Philosophie,coups de coeurs philosophiques et littéraires,éthique,morale,environnement,culture,réflexions personnelles .
La première phrase
Pendant les quinze premières années de notre vie, nous habitâmes, Danny et moi, à cinq blocs de distance, sans que ni lui ni moi soupçonnions l'existence de l'autre.
La plus belle phrase
'Regarde dans mon âme, lui dis-je. Tiens-toi dans mon âme et tu verras le monde par ses yeux. Tu connaîtras quelle douleur il ressent à cause de son ignorance, et tu ne riras pas.'
Morceau choisi
'Les êtres humains ne sont pas éternels, Reuven. Nous vivons moins de temps qu'il n'en faut pour ouvrir et fermer un oeil, si
nous mesurons nos vies à l'échelle de l'éternité. Si bien qu'on peut se demander quelle valeur a une vie humaine. Il y a tant de douleur dans le monde. Quest-ce que cela peut bien signifier, de
telles souffrances, si nos vies ne sont que le temps d'un clin d'oeil ? '. Il s'arrêta de nouveau, et il avait maintenant les yeux humides, puis reprit : 'J' ai appris, il y a longtemps, qu'un
clin d'oeil en lui-même n'est rien. Mais l'oeil qui cligne, ça c'est quelque chose. Le temps d'une vie n'est rien. Mais l'homme qui vit
ce temps, il est quelque chose. Il peut remplir de sens ce court espace, si bien que, qualitativement, il est au-delà de toute
mesure, quoiqu'il soit insignifiant quantitativement.'
- page : 288 - éditeur : 10/18 -
Morceau choisi
Quandj'étais très jeune, mon père, qu'il repose en paix, se mit à me réveiller au milieu de la nuit, et je pleurais.J'étais un enfant, mais il m'éveillait et me racontait l'histoire de la destruction de Jérusalem
et des souffrances du peuple d'Israël, et je pleurais. Pendant des années, il a agi ainsi.

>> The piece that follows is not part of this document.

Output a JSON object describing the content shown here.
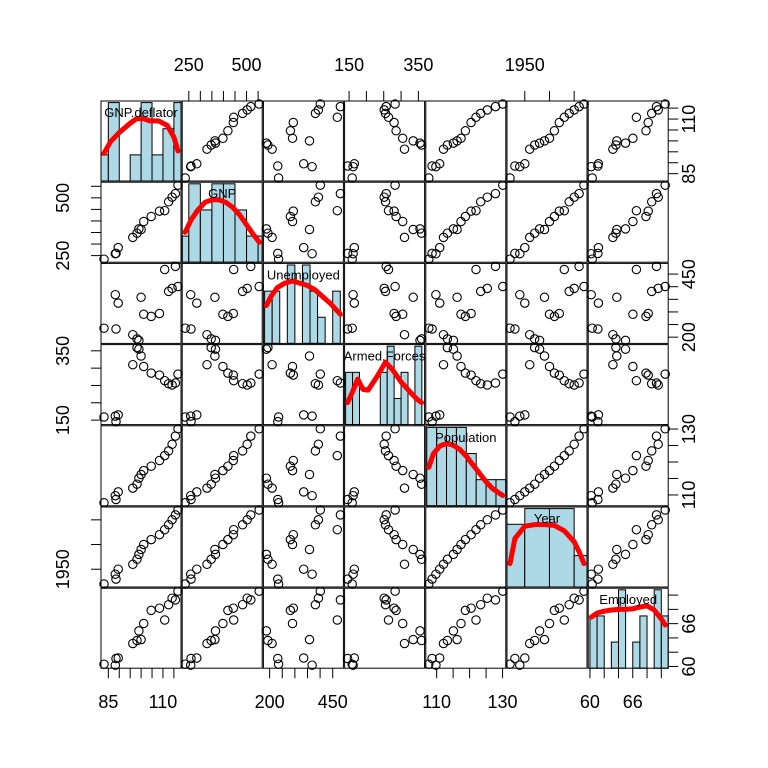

Un jour, il m'emmena visiter un
hôpital - ah, quelle épreuve ce fut ! - et souvent il m'emmenait avec lui visiter les pauvres, les mendiants, pour que je les écoute parler. Mon père lui-même ne me parlait jamais, sauf quand
nous étudiions ensemble. Il m'enseignait en silence. Il m'enseignait à regarder en moi-même en compagnie de mon âme. Quand les gens lui demandaient pourquoi il était silencieux avec son fils,
il leur disait qu'il n'aimait pas parler, que les paroles sont cruelles, que les paroles vous jouent des tours, qu'elles déforment ce
qu'on a dans le coeur, qu'elles cachent le coeur et que le coeur ne parle que dans le silence.